2291 Info 2019/Jul/24 9:05:47 E2tSp "IP Network Dropped 9.62 percent of Packets from phone 10.221.41.85Total Rx: 3446 Lost=367 maxLossBurst=367 1 in a row: 0 2 in a row: 0 3-5 in a row: 0 6-10 in a row: 0 11 or more: 1"
2290 Info 2019/Jul/24 9:02:03 E2tSp "IP Network Dropped 6.35 percent of Packets from phone 10.221.41.41Total Rx: 5400 Lost=366 maxLossBurst=366 1 in a row: 0 2 in a row: 0 3-5 in a row: 0 6-10 in a row: 0 11 or more: 1"
2289 Info 2019/Jul/24 9:01:24 E2tSp "IP Network Dropped 5.75 percent of Packets from phone 10.221.41.26Total Rx: 6013 Lost=367 maxLossBurst=367 1 in a row: 0 2 in a row: 0 3-5 in a row: 0 6-10 in a row: 0 11 or more: 1"
2288 Info 2019/Jul/24 8:48:41 E2tSp "IP Network Dropped 4.92 percent of Packets from phone 10.221.41.34Total Rx: 7494 Lost=388 maxLossBurst=388 1 in a row: 0 2 in a row: 0 3-5 in a row: 0 6-10 in a row: 0 11 or more: 1"
2287 Info 2019/Jul/24 8:32:16 E2tSp "IP Network Dropped 2.08 percent of Packets from phone 10.221.41.47Total Rx: 17425 Lost=370 maxLossBurst=370 1 in a row: 0 2 in a row: 0 3-5 in a row: 0 6-10 in a row: 0 11 or more: 1"
2286 Info 2019/Jul/24 8:25:28 E2tSp "IP Network Dropped 2.51 percent of Packets from phone 10.221.41.95Total Rx: 15120 Lost=389 maxLossBurst=389 1 in a row: 0 2 in a row: 0 3-5 in a row: 0 6-10 in a row: 0 11 or more: 1"
2285 Info 2019/Jul/24 8:23:35 E2tSp "IP Network Dropped 4.31 percent of Packets from phone 10.221.41.85Total Rx: 8651 Lost=390 maxLossBurst=390 1 in a row: 0 2 in a row: 0 3-5 in a row: 0 6-10 in a row: 0 11 or more: 1"
Obviously Mitel suspected a network issue.

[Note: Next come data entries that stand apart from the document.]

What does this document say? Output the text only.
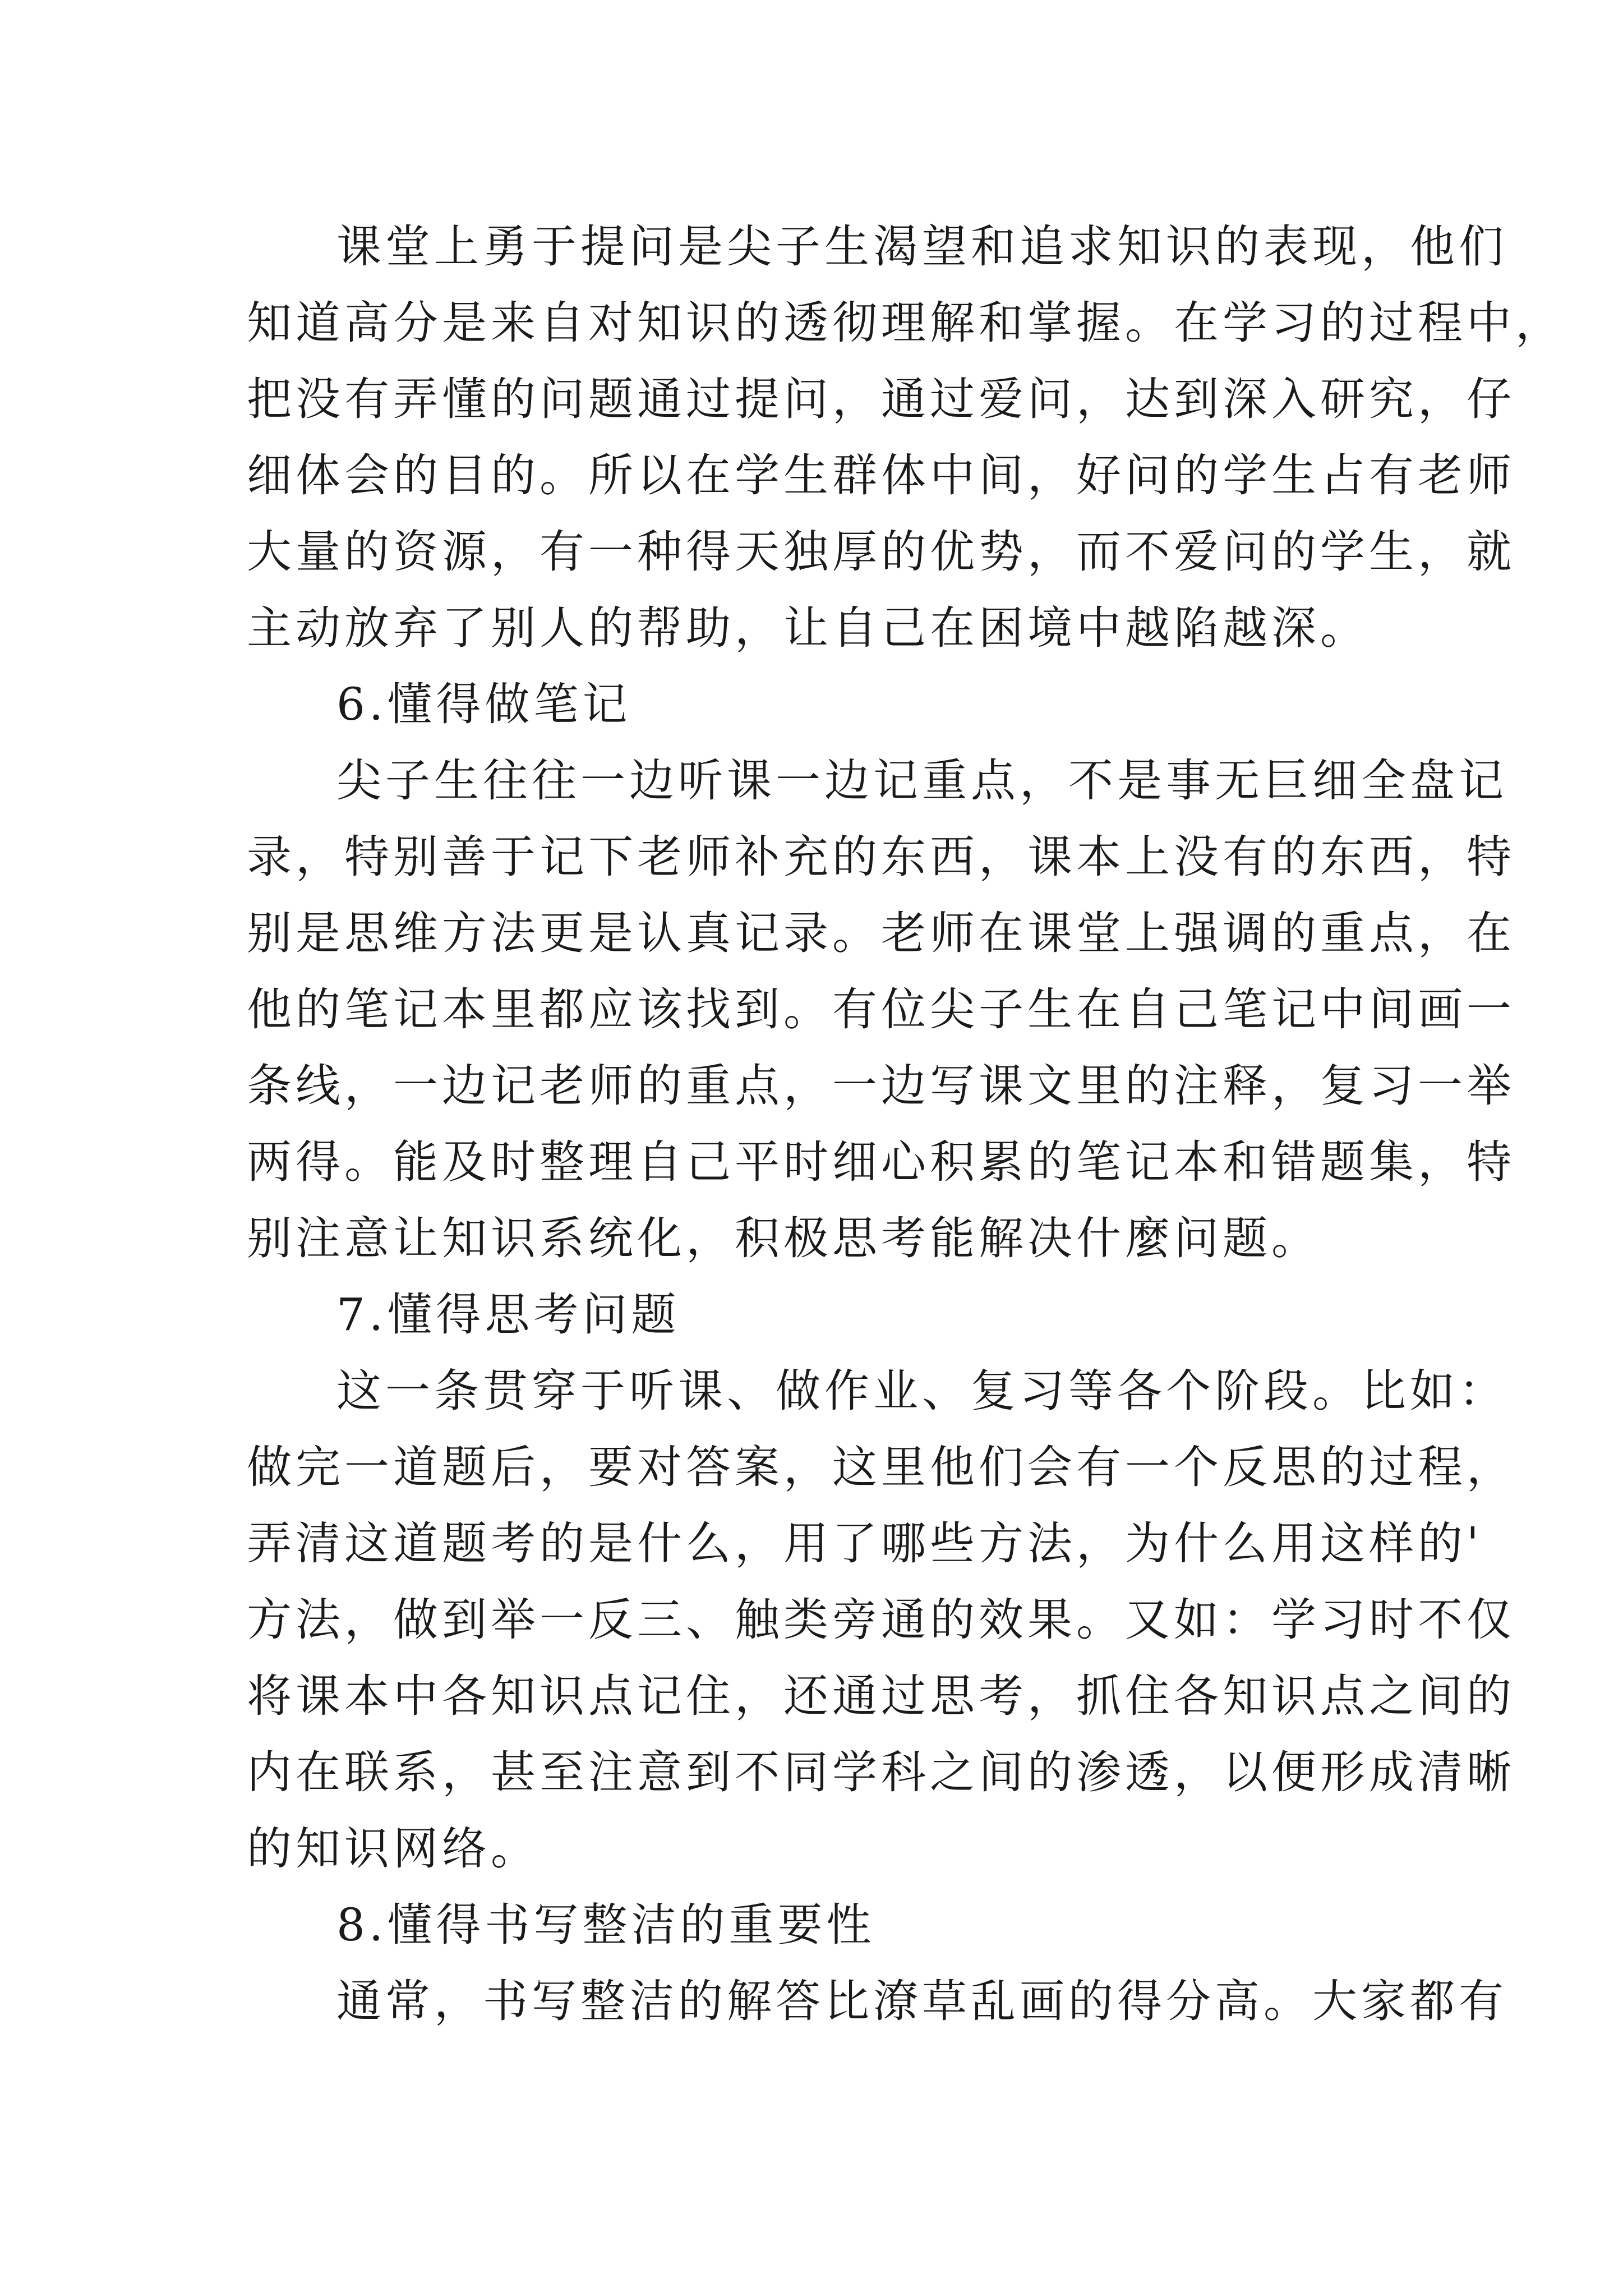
课堂上勇于提问是尖子生渴望和追求知识的表现，他们
知道高分是来自对知识的透彻理解和掌握。在学习的过程中，
把没有弄懂的问题通过提问，通过爱问，达到深入研究，仔
细体会的目的。所以在学生群体中间，好问的学生占有老师
大量的资源，有一种得天独厚的优势，而不爱问的学生，就
主动放弃了别人的帮助，让自己在困境中越陷越深。
6.懂得做笔记
尖子生往往一边听课一边记重点，不是事无巨细全盘记
录，特别善于记下老师补充的东西，课本上没有的东西，特
别是思维方法更是认真记录。老师在课堂上强调的重点，在
他的笔记本里都应该找到。有位尖子生在自己笔记中间画一
条线，一边记老师的重点，一边写课文里的注释，复习一举
两得。能及时整理自己平时细心积累的笔记本和错题集，特
别注意让知识系统化，积极思考能解决什麼问题。
7.懂得思考问题
这一条贯穿于听课、做作业、复习等各个阶段。比如：
做完一道题后，要对答案，这里他们会有一个反思的过程，
弄清这道题考的是什么，用了哪些方法，为什么用这样的'
方法，做到举一反三、触类旁通的效果。又如：学习时不仅
将课本中各知识点记住，还通过思考，抓住各知识点之间的
内在联系，甚至注意到不同学科之间的渗透，以便形成清晰
的知识网络。
8.懂得书写整洁的重要性
通常，书写整洁的解答比潦草乱画的得分高。大家都有
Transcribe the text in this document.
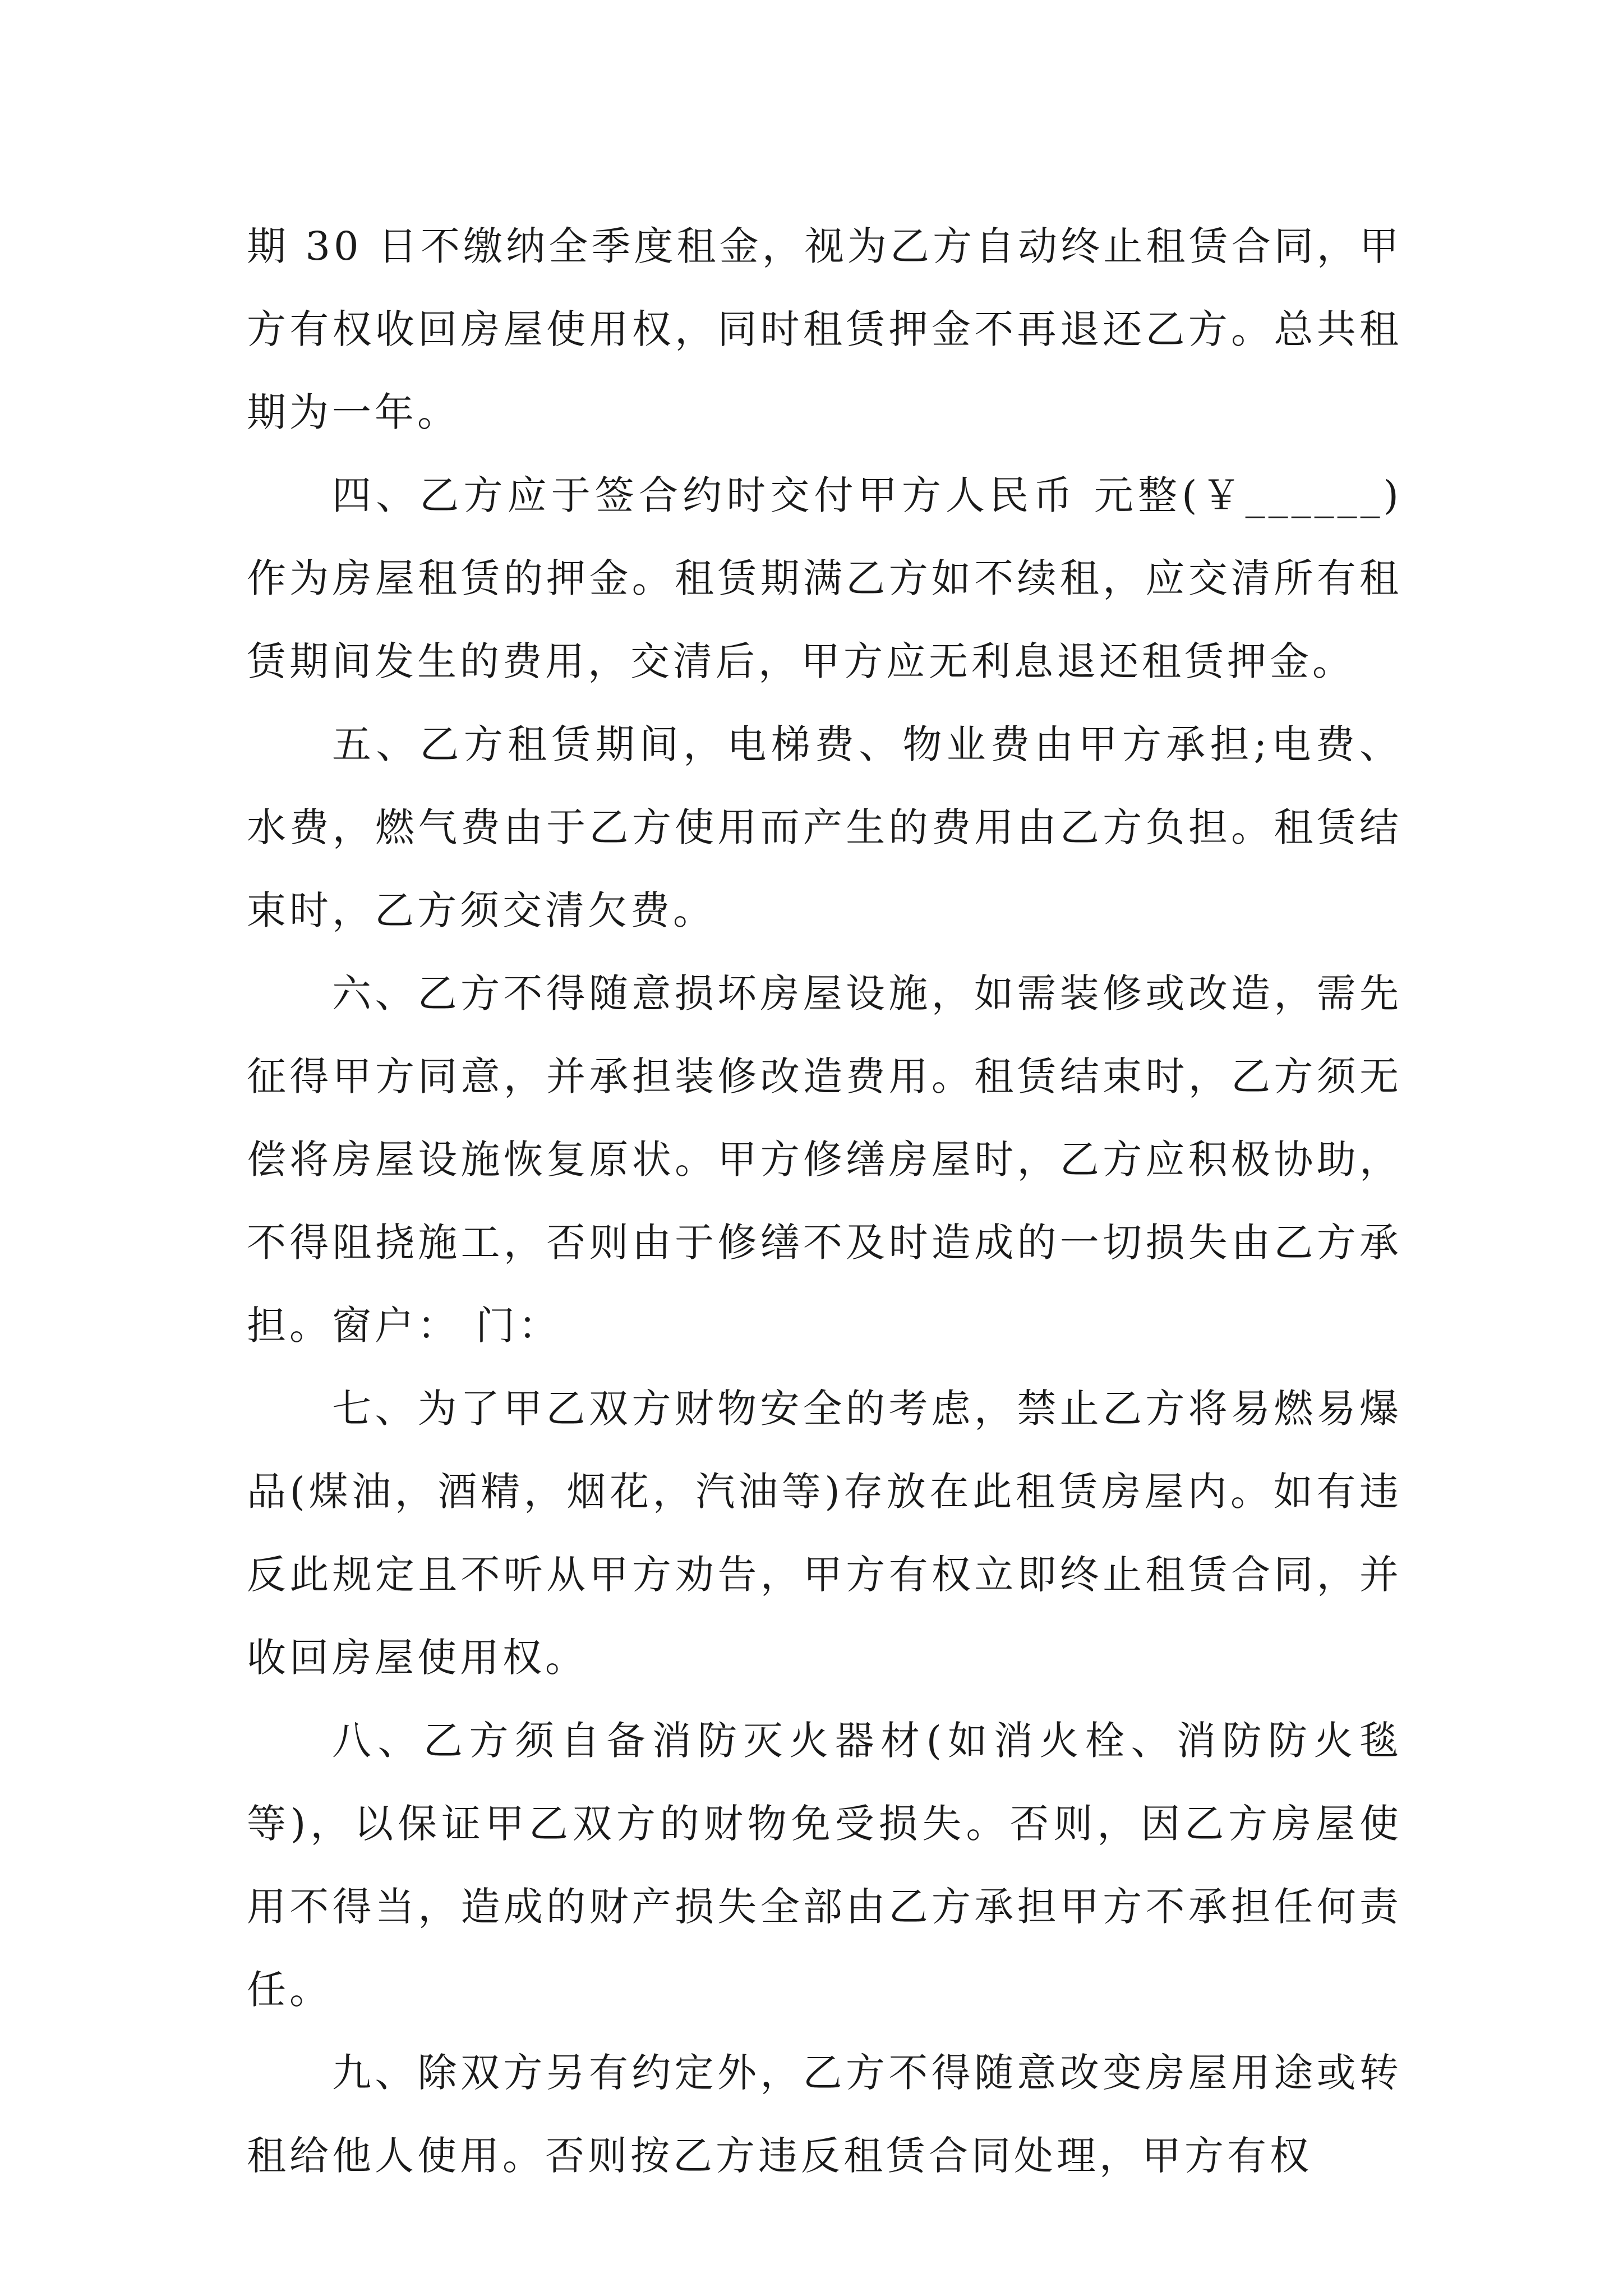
期 30 日不缴纳全季度租金，视为乙方自动终止租赁合同，甲方有权收回房屋使用权，同时租赁押金不再退还乙方。总共租期为一年。

四、乙方应于签合约时交付甲方人民币 元整(￥______)作为房屋租赁的押金。租赁期满乙方如不续租，应交清所有租赁期间发生的费用，交清后，甲方应无利息退还租赁押金。

五、乙方租赁期间，电梯费、物业费由甲方承担;电费、水费，燃气费由于乙方使用而产生的费用由乙方负担。租赁结束时，乙方须交清欠费。

六、乙方不得随意损坏房屋设施，如需装修或改造，需先征得甲方同意，并承担装修改造费用。租赁结束时，乙方须无偿将房屋设施恢复原状。甲方修缮房屋时，乙方应积极协助，不得阻挠施工，否则由于修缮不及时造成的一切损失由乙方承担。窗户： 门：

七、为了甲乙双方财物安全的考虑，禁止乙方将易燃易爆品(煤油，酒精，烟花，汽油等)存放在此租赁房屋内。如有违反此规定且不听从甲方劝告，甲方有权立即终止租赁合同，并收回房屋使用权。

八、乙方须自备消防灭火器材(如消火栓、消防防火毯等)，以保证甲乙双方的财物免受损失。否则，因乙方房屋使用不得当，造成的财产损失全部由乙方承担甲方不承担任何责任。

九、除双方另有约定外，乙方不得随意改变房屋用途或转租给他人使用。否则按乙方违反租赁合同处理，甲方有权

Office "A" in question has an MXeIII 8.0PR3, with a PRI where the inbound calls are received. It is clustered over an MPLS WAN to a vMCD (where phones register, no call flows here), and to 2 other MXeIII over the WAN as well (Office "B" and "C")
Problem in these logs is that the Office "A" MXe had supposed network connectivity loss to the vMCD.. AND to phones in Office "A" (which are local/same vlan) AND Office "B" phones AND Office "C" phones.
Basically, Office "A" MXe had problems talking with any IP device. We suspected that Office "A" MXe was perhaps overwhelmed, but CPU/MEM usage was showing normal
So after running a few traces and tests on the network, we determined the network was fine and proceeded to reboot the Office "A" MXeII. Lo and behold, all packet loss messages after the reboot stopped, voice returned to normal, etc.
We've escalated to Mitel for further investigation, and we'll check a software version upgrade, but anyone else here has seen this before? I've read a few posts here mentioned problems in older gen MXeII MIPS processors that affected IP connectivity, could this be the same thing?